Church of England Reviews may see Number of Bishops Cut

The Church of England is currently reviewing itself and looking into the role of its Bishops and other senior posts with a view to making cut-backs. He review is being undertaken by a top-level working group created at a private meeting of the House of Bishops in Liverpool last week.

It is thought that the hierarchy of the Church of England has gotten too top-heavy, and it has been rumoured that as many as 35 jobs could be shed to slash millions of pounds from the Church of England’s annual budget. The Bishops’ ministry on average is now costing the Church of England approximately £160,000 annually, which is making the total annual bill escalate to around £18million covering stipends, pension contributions and staff salaries. The Diocese of London has already held top-level talks to consider which areas could be run without a Bishop.

The most in danger by the cut-backs seem to be the 69 suffragan bishops as their number have more than doubled in the past century. In 1900 there were recorded 57 bishops and 24,000 clergy. However, over the past 100years this number that risen to the current day figure of 110 bishops, 9,000 full-time clergy, and 9,000 other clergy and licensed lay persons.

Despite the growing threat of cut-backs, the Bishop positions under threat are highly unlikely to be sacked, and it is thought it will be more likely that Bishop numbers will be decreased on retirements, when no replacements will be sought in certain areas. These empty positions left will see jobs being merged together or even shared between a lower number of Bishops.

A Church spokesman confirmed the existence of a bishops' working group but said that there were currently "no plans" to axe any posts. One senior figure said: "The subject has to be tackled as a matter of urgency but obviously it will not be easy to bring about as there are so many vested interests."

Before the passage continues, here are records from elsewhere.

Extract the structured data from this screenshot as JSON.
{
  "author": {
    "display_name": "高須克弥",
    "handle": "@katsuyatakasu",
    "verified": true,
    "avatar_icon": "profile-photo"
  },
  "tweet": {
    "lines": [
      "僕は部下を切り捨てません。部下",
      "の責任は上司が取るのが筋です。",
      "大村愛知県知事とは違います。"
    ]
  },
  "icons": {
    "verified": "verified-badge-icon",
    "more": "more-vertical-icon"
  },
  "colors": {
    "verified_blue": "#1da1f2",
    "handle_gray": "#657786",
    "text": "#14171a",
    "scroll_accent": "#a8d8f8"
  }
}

The Archbishop of Canterbury, Dr Rowan Williams has promoted his views of wanting to boost church-goer numbers by diverting resources, and he wants to promote new schemes to attract new members to the congregations. Dr Williams is insistent on developing a “mixed economy church”, and has said that he wants to make the church more diverse in the ways it does things, in the recent “Mission Shaped Church” report.

Current proposed cutbacks include selling Auckland Castle in Durham, and Rose Castle in Cumbria. In January, church commissioners put forward new proposals to maximise the income from its properties and those proving too expensive to maintain might be put on the market.

Senior clergy have expressed their worries that smaller dioceses such as those on Portsmouth and Truro may be consumed by larger dioceses. However, even dioceses in Bradford and Newcastle may be under threat.

It is hoped that despite the obvious concerns raised by the cut-backs, that if they do go ahead that they may produce a more mission-focussed Church of England.

Bishops are said to be split on the plans, but the Bishop of Willesden, the Rt Rev Pete Broadbent, is confident that the size of the House of Bishops can be contracted, “I think we will do it,” he said. “I would want to see a reduction. The system is crying out for change. Financial problems are driving this, but it would be very good to have clearer roles.”

Bishop Broadbent said that the role of archdeacons and bishops could overlap, and that a better structured Church would be more effective in mission: “We don’t want to proliferate roles. There are very few people in the pews who actually see what we do and form misconceptions.”

The Bishop of Carlisle, the Rt Rev Graham Dow, agrees that people do not understand well enough the many church and public roles that they have, but is against moves for a cut. “The Episcopal job is more difficult and clergy need more support. The Church Commissioners are eager to distribute money for mission, and that is what bishops are involved in. The case for reducing the number of bishops is very weak.”